In terms of the fecal noxious gas content, the inclusion of FC significantly decreased the fecal noxious gas content compared with NC group. Ferket et al. (2002) have previously suggested that the ultimately fecal noxious gas emission of animals is related to intestinal microflora, especially the harmful intestinal bacteria population.

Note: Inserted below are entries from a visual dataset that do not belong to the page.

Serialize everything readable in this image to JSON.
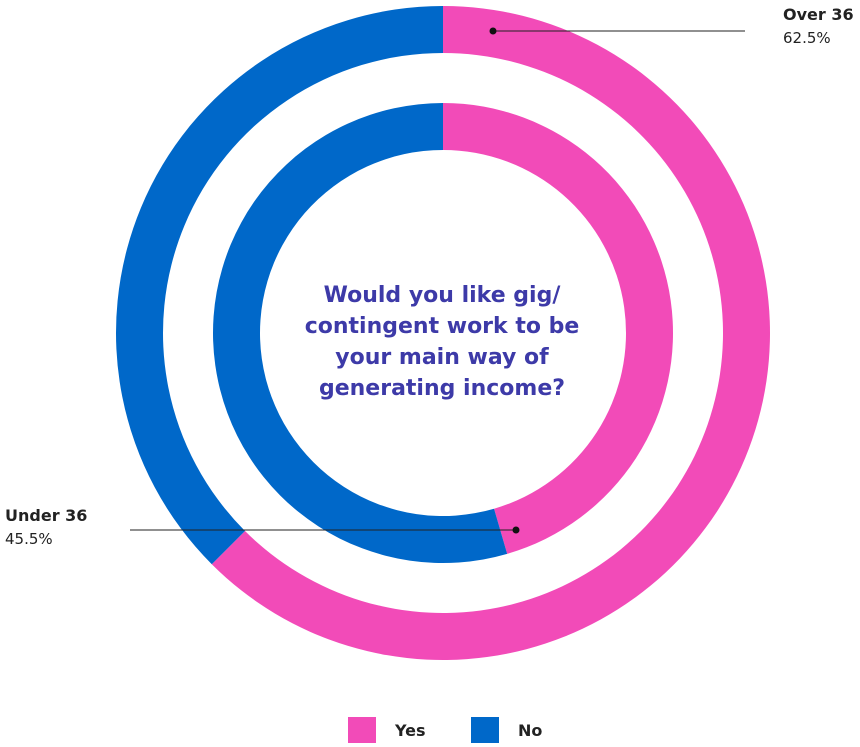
{
  "chart_data": {
    "type": "donut",
    "title": "Would you like gig/ contingent work to be your main way of generating income?",
    "categories": [
      "Over 36",
      "Under 36"
    ],
    "series": [
      {
        "name": "Yes",
        "color": "#f24bb8",
        "values": [
          62.5,
          45.5
        ],
        "value_labels": [
          "62.5%",
          "45.5%"
        ]
      },
      {
        "name": "No",
        "color": "#0068c9",
        "values": [
          37.5,
          54.5
        ]
      }
    ],
    "legend": "bottom"
  }
}
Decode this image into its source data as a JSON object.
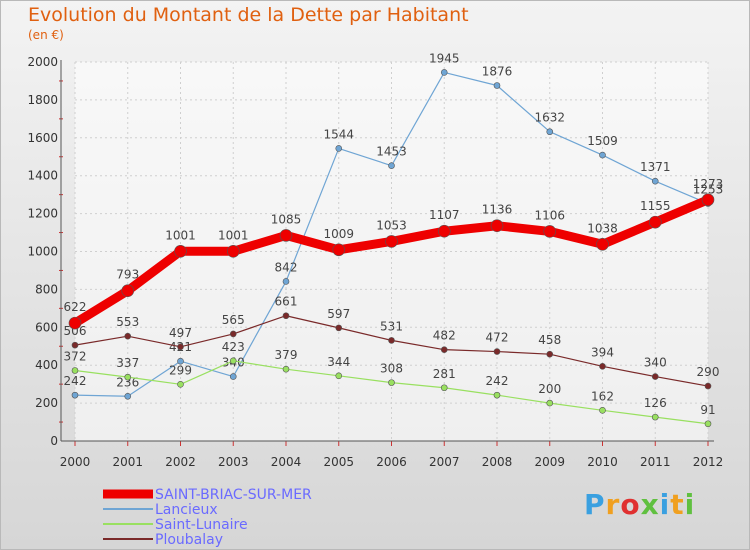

Our previous study also suggested that a lower fecal noxious gas content could be observed in pigs by manipulating the microflora in the gastrointestinal tract of pigs (Yan et al., 2012c). Besides, several studies also suggested that the fecal noxious gas content is related to the nutrient digestibility (Yan et al., 2010b; Yan et al., 2011b), because the increased digestibility may allow less substrate for the microbial fermentation in the large intestine, which consequently decrease the fecal noxious gas content. In our study, pig fed the FC supplemented diet led to a better balanced microflora in the intestine and higher nutrient digestibility than those fed the NC group. Therefore, we hypothesized that the reason for the reduction in fecal noxious gas content may be the results of increased nutrient digestibility and the benefited microflora in the gastrointestinal tract of pigs.
CONCLUSION
In conclusion, our results indicated that the inclusion of fermented chlorella at the level of 0.1% could improve the growth performance, nutrient digestibility, fecal microbial shedding (lower E. coli and higher lactobacillus), and decrease the fecal noxious gas emission an in growing pigs when compared with the NC group. Dietary FC could be considered as a good source in growing pig because of its growth promoting effect.